The objective function is actually a weighted function. The coefficients, which in this case are the costs, dictate how much you want the solver to select the corresponding edges. An edge with a small cost has a higher likelihood (weight) of being in the solution while an edge with a large cost will potentially be avoided. This being said, we can try setting the cost of edges from the dummy node to an arbitrarily large number like 100,000. This should create greater incentive to fill classes with actual students than our fake filler 'students' as we witnessed in the second small example.

In [None]:
data_sol2 = Assign(students, classes, edges, 16, 100000, OR.Solver.CBC_MIXED_INTEGER_PROGRAMMING)
print(data_sol2)

Yay! We just improved our model. As a bonus, we can look at the distribution of preferences received by students in the form of a histogram and see how our solution did in percentages.

In [None]:
from fws_lab import Histo
Histo(data_sol2, 15)

for pref in data_sol2.keys():
    print(pref, ":", round(100*data_sol2[pref]/2886, 2), "%")

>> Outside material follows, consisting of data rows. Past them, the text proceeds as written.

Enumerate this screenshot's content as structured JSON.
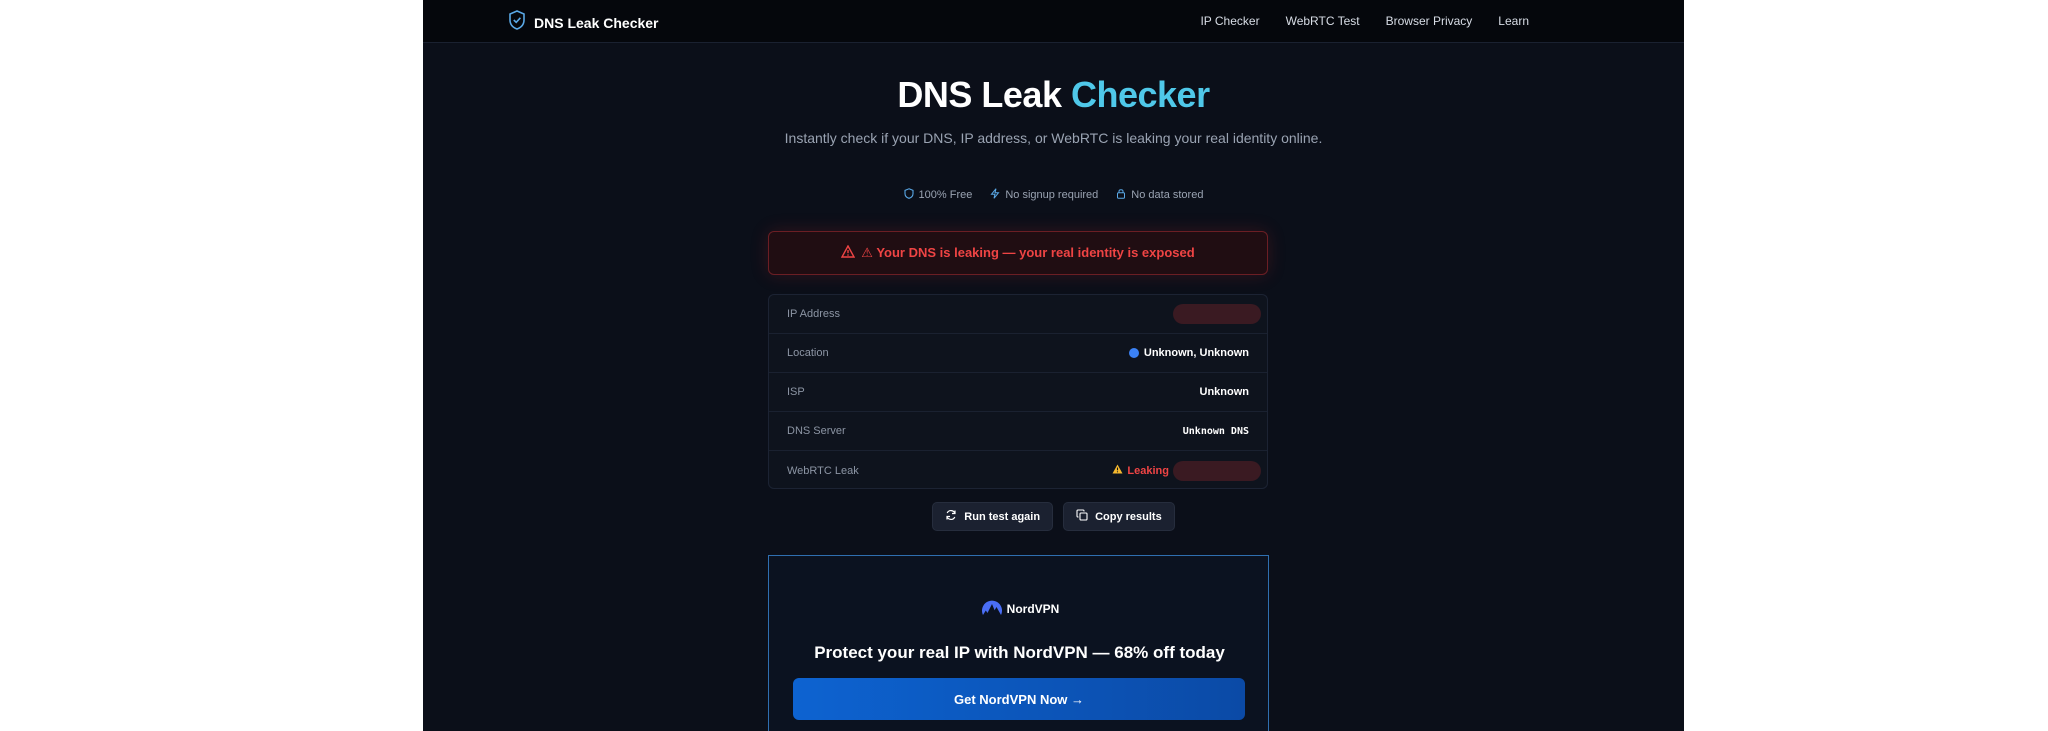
{
  "nav": {
    "brand": "DNS Leak Checker",
    "links": [
      "IP Checker",
      "WebRTC Test",
      "Browser Privacy",
      "Learn"
    ]
  },
  "hero": {
    "title_main": "DNS Leak",
    "title_accent": "Checker",
    "subtitle": "Instantly check if your DNS, IP address, or WebRTC is leaking your real identity online."
  },
  "badges": [
    {
      "icon": "shield-icon",
      "label": "100% Free"
    },
    {
      "icon": "bolt-icon",
      "label": "No signup required"
    },
    {
      "icon": "lock-icon",
      "label": "No data stored"
    }
  ],
  "alert": {
    "text": "⚠ Your DNS is leaking — your real identity is exposed"
  },
  "results": {
    "ip_label": "IP Address",
    "location_label": "Location",
    "location_value": "Unknown, Unknown",
    "isp_label": "ISP",
    "isp_value": "Unknown",
    "dns_label": "DNS Server",
    "dns_value": "Unknown DNS",
    "webrtc_label": "WebRTC Leak",
    "webrtc_value": "Leaking"
  },
  "actions": {
    "run_again": "Run test again",
    "copy": "Copy results"
  },
  "promo": {
    "brand": "NordVPN",
    "title": "Protect your real IP with NordVPN — 68% off today",
    "cta": "Get NordVPN Now →"
  },
  "colors": {
    "accent": "#4fc8e9",
    "danger": "#ef4444",
    "cta": "#0d63d1"
  }
}
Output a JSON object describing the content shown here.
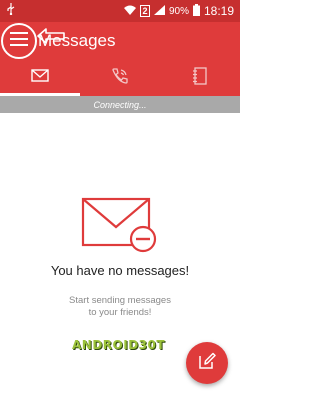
{
  "colors": {
    "status_bar": "#c62f2f",
    "accent": "#df3b3b",
    "connect_bar": "#a9a9a9",
    "watermark": "#9cc23b"
  },
  "status_bar": {
    "sim_slot": "2",
    "battery": "90%",
    "time": "18:19",
    "icons": [
      "usb-icon",
      "wifi-icon",
      "sim-icon",
      "signal-icon",
      "battery-icon"
    ]
  },
  "app_bar": {
    "title": "Messages",
    "menu_icon": "hamburger-menu-icon"
  },
  "tabs": [
    {
      "icon": "envelope-icon",
      "active": true
    },
    {
      "icon": "phone-call-icon",
      "active": false
    },
    {
      "icon": "contacts-book-icon",
      "active": false
    }
  ],
  "connection_status": "Connecting...",
  "empty_state": {
    "icon": "envelope-minus-icon",
    "title": "You have no messages!",
    "subtitle_line1": "Start sending messages",
    "subtitle_line2": "to your friends!"
  },
  "watermark": "ANDROID30T",
  "fab": {
    "icon": "compose-icon"
  }
}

<font color='red'> Adjust coefficents to get a better solution? -- Maybe not since this lab is combined with another.. </font>  

## Challenge 1

We do not want to waste time trying different cost combinations if there is no solution where every student gets one of their top 5 picks. How can we check whether there exists a feasible solution with 0 unmatched students?  

**Q:** What is the cost of edges representing students' preferences?  
**A:**  

**Q:** What is the cost of dummy edges?  
**A:** 

**Q:** What is the desired solution?  
**A:** 

-- OR --  
**Q:** Describe another way that might use a different model.  
**A:** 

## Challenge 2

There are many ways to improve a model even if the type of problem does not change. Previously, we decided it was important for an assignment to guarantee that everyone got at least one of their top 5 picks. How can you make a better yet model?